WASHINGTON — Congress is apparently not done cutting taxes, even after passing a $1.5 trillion tax overhaul last year.
The deal struck by Democrats and Republicans on Monday to end a brief government shutdown contains $31 billion in tax cuts, including a temporary delay in implementing three health care-related taxes.
Those delays, which enjoy varying degrees of bipartisan support, are not offset by any spending cuts or tax increases, and thus will add to a federal budget deficit that is already projected to increase rapidly as last year’s mammoth new tax law takes effect.
The Congressional Budget Office said this month that the federal budget deficit reached $228 billion in the first three months of the current fiscal year, $18 billion more than the deficit in the first quarter of fiscal 2017, despite strong economic growth. And that was before the tax cuts kicked in.

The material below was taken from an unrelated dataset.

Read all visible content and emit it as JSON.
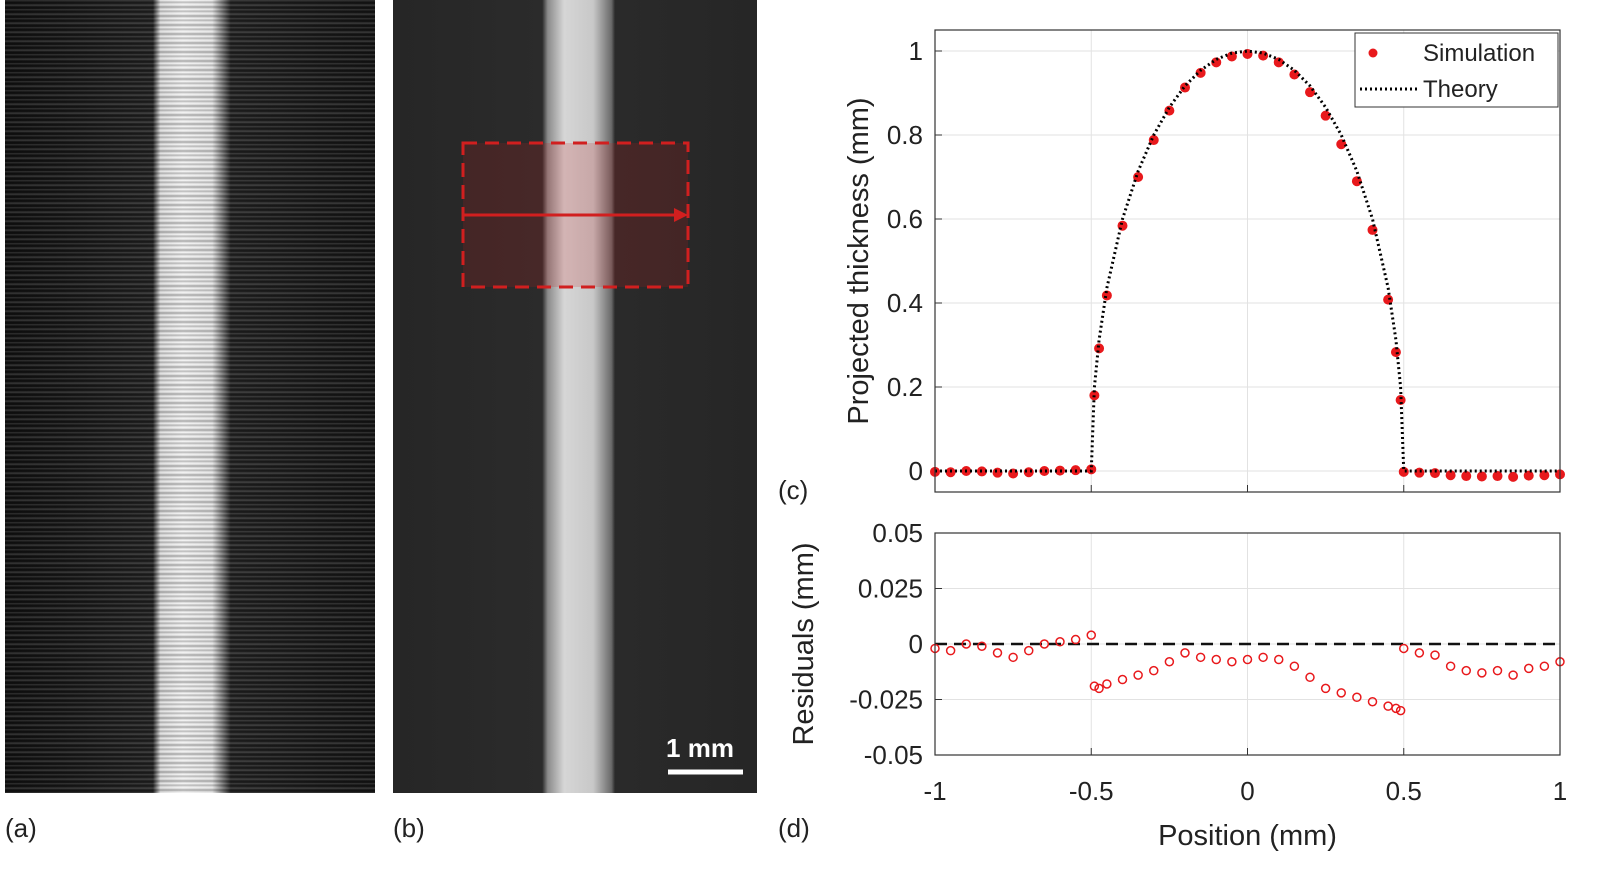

“All the finger pointing has overshadowed the discussion about the actual substance of the budget deal,” said Maya MacGuineas, president of the Committee for a Responsible Federal Budget, “and many lawmakers don’t even seem to care that the deal they are considering — which will almost certainly include even more tax cuts following the unaffordable tax bill Congress just passed, as well as new spending increases — will add tens of billions to the deficit. There is almost zero discussion of the ongoing damage on the nation’s finances.”